To acquire an easement by prescription, the use must be adverse, open and notorious, continuous, and uninterrupted for the requisite time period. An open, notorious, uninterrupted and undisputed use of a right-of-way is presumed to be adverse or hostile and casts the burden on the owner of the servient tenement to show that the use was by license (Di Leo v Pecksto Holding Corp., 304 N.Y. 505; Susquehanna Realty Corp. v Barth, 108 A.D.2d 909). At bar, the plaintiffs' claims depend on tacking (the adding of the period of the plaintiffs' possession to that of their predecessor-in-title under whom they claim), but the proof at trial, especially the testimony of the plaintiffs' tenant who had lived on the premises for 20 years, established that the relationship of the plaintiffs' predecessor-in-title with the defendants and their predecessors-in-title was one of cooperation and neighborly accommodation. Such a relationship gives rise to an inference of permission in the use of the right-of-way (Susquehanna Realty Corp. v Barth, supra). Moreover, the inference of license is supported by the defendant Donald Caetano's testimony that the plaintiffs asked for and received his permission to use the alley for maintenance tasks. Because the defendants rebutted the presumption of hostility and because the plaintiffs did not provide direct proof of hostile use, we conclude that the plaintiffs have not carried their burden of establishing by clear and convincing evidence that they obtained a prescriptive easement (cf., Borruso v Morreale, 129 A.D.2d 604). In so finding, we do not rely on the objected-to testimony of the defendant Donald Caetano about his friendship with the plaintiffs' deceased predecessor-in-title, which, as the plaintiffs correctly contend, was improperly admitted (see, CPLR 4519; Richardson, Evidence § 402, at 389-390 [Prince 10th ed]).

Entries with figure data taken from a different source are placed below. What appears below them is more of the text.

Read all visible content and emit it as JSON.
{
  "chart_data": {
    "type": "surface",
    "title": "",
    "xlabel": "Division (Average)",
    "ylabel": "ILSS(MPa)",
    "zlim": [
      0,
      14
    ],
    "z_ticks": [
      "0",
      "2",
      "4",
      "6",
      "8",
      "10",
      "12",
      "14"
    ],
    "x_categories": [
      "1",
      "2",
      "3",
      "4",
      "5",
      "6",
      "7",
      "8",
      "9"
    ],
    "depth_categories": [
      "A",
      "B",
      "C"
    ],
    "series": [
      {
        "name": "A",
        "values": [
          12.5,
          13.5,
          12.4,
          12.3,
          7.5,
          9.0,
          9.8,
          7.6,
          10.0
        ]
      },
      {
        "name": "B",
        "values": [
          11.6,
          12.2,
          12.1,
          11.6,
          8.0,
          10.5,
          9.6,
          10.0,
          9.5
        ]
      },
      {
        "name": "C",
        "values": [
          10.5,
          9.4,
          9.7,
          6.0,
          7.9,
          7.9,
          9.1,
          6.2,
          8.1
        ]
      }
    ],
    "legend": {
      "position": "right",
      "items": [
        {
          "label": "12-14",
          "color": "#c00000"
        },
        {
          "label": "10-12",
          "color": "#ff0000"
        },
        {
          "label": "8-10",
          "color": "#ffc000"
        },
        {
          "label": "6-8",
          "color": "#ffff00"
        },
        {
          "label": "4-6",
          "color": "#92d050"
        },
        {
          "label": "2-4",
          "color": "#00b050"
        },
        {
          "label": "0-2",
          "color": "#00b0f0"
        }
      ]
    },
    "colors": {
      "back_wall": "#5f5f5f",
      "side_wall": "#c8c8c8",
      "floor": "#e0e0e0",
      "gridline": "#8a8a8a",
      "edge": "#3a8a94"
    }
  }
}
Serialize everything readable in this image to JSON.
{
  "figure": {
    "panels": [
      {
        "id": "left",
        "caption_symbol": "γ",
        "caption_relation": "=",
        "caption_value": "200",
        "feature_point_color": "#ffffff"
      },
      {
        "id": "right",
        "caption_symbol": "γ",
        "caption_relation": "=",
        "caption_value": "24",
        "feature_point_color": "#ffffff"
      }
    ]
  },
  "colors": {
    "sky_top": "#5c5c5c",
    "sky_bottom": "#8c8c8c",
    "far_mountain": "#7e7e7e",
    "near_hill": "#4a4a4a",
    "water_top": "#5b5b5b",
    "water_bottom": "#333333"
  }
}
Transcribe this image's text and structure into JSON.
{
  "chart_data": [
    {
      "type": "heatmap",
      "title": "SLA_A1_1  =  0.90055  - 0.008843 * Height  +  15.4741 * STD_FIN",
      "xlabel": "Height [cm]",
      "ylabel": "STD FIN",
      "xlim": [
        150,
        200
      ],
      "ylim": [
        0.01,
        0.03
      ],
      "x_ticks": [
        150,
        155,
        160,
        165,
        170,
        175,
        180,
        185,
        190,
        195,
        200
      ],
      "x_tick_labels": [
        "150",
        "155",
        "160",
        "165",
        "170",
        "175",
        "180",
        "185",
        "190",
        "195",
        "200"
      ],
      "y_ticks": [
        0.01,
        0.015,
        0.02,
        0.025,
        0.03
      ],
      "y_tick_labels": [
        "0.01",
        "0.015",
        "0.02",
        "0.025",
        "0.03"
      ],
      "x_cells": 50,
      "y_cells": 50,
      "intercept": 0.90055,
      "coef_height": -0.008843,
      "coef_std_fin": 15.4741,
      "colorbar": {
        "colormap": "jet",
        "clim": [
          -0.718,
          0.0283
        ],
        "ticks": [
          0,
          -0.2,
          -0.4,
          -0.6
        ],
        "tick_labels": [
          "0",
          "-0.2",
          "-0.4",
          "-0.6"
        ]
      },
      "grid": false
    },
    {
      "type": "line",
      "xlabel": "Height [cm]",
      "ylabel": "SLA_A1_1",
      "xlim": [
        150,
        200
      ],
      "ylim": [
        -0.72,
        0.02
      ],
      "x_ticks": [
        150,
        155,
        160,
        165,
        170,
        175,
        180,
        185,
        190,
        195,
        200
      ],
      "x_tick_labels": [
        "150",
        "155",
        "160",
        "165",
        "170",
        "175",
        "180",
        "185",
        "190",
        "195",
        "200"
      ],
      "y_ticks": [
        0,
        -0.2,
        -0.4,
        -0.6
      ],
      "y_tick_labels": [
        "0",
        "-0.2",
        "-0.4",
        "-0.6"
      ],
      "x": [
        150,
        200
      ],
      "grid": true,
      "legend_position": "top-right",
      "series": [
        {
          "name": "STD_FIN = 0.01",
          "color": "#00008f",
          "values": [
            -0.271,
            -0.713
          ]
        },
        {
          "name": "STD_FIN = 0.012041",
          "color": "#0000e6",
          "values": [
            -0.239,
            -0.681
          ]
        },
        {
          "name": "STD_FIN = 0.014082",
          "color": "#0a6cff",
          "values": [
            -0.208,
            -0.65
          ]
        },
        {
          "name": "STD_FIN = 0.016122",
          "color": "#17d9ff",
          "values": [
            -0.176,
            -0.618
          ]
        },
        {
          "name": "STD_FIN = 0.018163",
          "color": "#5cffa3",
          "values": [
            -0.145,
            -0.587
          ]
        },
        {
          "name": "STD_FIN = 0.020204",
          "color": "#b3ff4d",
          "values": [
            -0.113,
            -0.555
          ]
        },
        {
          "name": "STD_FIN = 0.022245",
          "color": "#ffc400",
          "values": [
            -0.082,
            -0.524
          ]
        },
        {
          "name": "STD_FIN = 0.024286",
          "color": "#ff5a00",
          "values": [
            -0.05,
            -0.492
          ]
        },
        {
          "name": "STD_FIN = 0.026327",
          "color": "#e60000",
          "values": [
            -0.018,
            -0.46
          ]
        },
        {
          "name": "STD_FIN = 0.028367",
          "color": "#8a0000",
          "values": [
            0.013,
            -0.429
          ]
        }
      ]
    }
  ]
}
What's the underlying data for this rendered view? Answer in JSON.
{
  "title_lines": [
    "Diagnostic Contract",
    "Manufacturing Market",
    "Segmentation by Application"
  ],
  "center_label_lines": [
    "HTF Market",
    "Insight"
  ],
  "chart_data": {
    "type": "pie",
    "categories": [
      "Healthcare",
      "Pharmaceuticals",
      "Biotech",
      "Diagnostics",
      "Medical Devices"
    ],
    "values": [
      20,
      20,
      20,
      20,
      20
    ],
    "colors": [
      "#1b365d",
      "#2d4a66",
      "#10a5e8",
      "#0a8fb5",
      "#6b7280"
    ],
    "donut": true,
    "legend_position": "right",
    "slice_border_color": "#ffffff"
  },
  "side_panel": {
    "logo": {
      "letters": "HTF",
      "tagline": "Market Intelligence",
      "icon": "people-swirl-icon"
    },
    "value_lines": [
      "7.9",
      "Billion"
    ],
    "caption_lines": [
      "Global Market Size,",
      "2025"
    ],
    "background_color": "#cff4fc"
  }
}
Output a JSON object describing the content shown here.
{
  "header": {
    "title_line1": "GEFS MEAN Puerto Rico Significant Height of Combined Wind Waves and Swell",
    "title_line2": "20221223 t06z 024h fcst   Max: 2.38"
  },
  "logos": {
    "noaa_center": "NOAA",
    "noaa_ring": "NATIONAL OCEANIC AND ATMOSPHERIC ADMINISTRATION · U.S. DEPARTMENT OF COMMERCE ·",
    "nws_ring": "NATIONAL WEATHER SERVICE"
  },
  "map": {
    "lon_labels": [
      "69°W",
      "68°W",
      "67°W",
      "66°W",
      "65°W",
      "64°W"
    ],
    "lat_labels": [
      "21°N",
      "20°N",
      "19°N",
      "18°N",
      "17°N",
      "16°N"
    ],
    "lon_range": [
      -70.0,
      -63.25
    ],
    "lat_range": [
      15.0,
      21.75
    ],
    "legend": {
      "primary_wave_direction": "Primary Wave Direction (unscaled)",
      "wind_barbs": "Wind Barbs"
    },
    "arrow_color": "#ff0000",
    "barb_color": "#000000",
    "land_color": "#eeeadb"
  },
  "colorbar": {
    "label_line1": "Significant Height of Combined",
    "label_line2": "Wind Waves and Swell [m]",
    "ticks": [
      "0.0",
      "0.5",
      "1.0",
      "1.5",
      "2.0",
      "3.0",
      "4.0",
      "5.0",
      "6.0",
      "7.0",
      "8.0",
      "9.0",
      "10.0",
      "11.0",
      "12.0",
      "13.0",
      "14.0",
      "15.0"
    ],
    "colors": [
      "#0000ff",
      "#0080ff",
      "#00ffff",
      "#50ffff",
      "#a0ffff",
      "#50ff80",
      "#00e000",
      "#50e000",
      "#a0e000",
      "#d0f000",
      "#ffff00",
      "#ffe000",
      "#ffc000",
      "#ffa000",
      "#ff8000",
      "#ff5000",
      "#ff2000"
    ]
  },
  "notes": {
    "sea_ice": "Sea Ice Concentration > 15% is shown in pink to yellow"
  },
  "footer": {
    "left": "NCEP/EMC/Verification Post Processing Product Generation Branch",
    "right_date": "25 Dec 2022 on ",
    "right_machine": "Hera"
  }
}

We also conclude that the plaintiffs have not carried their burden of proving that they acquired title to the backyard strip by adverse possession. Although it is uncontroverted that the old wire fence was within the defendants' property line, the fence was in disrepair and there was no showing that the plaintiffs' predecessor-in-title and the defendants' predecessors-in-title regarded the fence as a line fence, or that the plaintiffs' predecessor ever asserted a claim of title to the presently disputed area or enclosed it (see, RPAPL 521, 522; Rusy-Bohm Post No. 411 v Islip Enters., 5 A.D.2d 774, affd 5 N.Y.2d 856; Meerhoff v Rouse, 4 A.D.2d 740). In any event, the plaintiffs would not be entitled to replacement of the old fence because the old fence was erected by the defendants' predecessors-in-title on their own property. In addition, the plaintiffs would not be entitled to removal of the backyard portion of the defendants' new fence because they failed to prove that the new fence was not in the same spot as the defendants' old fence. The surveyor called by the plaintiffs did not testify to the location of the new fence and the fencing contractor's testimony made clear that he had no personal knowledge of the location of the fence and that the sketch of the fence on the contract was not accurate. On the other hand, Donald Caetano unequivocally testified that the new fence was in the same place as the old fence. We therefore conclude that the plaintiffs' claims were properly dismissed. Thompson, J.P., Kunzeman, Rubin and Harwood, JJ., concur.